“Senta-te direita que não consigo pentear-te assim!” “Ai vó! Mas está a magoar!” “Como te pode estar a magoar se ainda mal te toquei?”
Lá fechei os olhos e engoli em seco, todos os dias passava por aquilo, não havia como evitar aquele ritual, avó de escova enorme em punho, não era uma reguada que levava, é certo, mas quando se tem riças teimosas no cabelo até os dedos fazem ferida se se lembram de por lá passar. E ainda dizem que o cabelo não dói. “Direita!” “sim, vó, direita, estou direita.” Eu ali muito pequenina, sumida quase, a achar que se me encolhesse a dor era mais fácil de suportar.

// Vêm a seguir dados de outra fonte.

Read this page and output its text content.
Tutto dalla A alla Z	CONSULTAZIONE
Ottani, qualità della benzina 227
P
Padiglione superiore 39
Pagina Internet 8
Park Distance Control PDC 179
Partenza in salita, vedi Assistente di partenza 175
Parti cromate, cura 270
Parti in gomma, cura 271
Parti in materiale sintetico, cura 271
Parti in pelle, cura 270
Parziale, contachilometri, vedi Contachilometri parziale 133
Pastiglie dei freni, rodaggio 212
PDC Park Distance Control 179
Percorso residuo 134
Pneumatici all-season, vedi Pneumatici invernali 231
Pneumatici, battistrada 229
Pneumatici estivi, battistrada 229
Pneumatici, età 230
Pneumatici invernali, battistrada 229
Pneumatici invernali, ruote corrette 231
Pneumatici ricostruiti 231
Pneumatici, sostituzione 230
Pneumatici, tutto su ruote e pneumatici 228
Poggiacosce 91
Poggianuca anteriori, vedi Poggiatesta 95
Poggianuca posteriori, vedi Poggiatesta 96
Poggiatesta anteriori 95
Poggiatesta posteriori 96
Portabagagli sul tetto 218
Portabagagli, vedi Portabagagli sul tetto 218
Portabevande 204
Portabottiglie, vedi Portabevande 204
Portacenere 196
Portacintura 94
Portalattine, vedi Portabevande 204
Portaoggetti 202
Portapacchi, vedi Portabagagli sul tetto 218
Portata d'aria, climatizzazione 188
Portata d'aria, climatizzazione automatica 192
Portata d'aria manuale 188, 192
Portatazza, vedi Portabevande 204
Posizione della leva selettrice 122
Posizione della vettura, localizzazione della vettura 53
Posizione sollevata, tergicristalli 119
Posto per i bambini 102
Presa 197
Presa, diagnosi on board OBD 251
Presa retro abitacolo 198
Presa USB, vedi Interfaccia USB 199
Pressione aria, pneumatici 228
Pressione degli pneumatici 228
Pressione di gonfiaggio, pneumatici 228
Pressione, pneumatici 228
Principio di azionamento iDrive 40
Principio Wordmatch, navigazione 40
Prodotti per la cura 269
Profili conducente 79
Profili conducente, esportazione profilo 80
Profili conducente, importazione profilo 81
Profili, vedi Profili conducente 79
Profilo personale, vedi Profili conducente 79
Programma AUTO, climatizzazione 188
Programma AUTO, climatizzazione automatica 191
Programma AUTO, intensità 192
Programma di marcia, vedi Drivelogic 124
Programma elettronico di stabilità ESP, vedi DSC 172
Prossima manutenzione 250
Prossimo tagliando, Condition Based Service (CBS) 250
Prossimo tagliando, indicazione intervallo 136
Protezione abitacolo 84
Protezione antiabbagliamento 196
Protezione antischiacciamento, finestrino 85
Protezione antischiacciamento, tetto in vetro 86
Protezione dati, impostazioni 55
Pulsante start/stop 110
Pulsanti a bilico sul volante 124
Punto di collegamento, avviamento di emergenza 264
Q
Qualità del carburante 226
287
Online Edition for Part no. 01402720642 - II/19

Não era. “Pronto, custou assim tanto? Todos os dias a mesma coisa!”. Levantei a cabeça para receber o consolo final, um sorriso e promessa de torradinhas quentes com manteiga a derreter para o pequeno-almoço. “Com leite morninho, vó?” “Sim, leite morninho”. Bebi-o de um trago “Vó, quero furar as orelhas.” “Furar as orelhas pra quê? A tua mãe não deixa.” “Ó vó...não lhe dizemos nada”, “limpa-me esses bigodes de gato”, “ouviste, vó?” “sim, ouvi. Como queres não lhe dizer nada? Andas de brincos e achas que ela não vê?” “Vó, não é isso. Não lhe dizemos nada antes. Dizemos depois”, “estás tolinha” “não estou!”
Vó.
A minha avó. “tens a pele macia, vó”. Eu fechava aos olhos enquanto lhe passava a mão pela cara, parecia mel, um sulco, mel, um sulco, mel... “Vó, és velha?”
Um sorriso a escapar-se. “Sim, meu amor, sou velhota sou.”
“Quando eu crescer não quero ser velha, vó.” “Vais ser velha só depois de seres nova durante muito muito tempo.”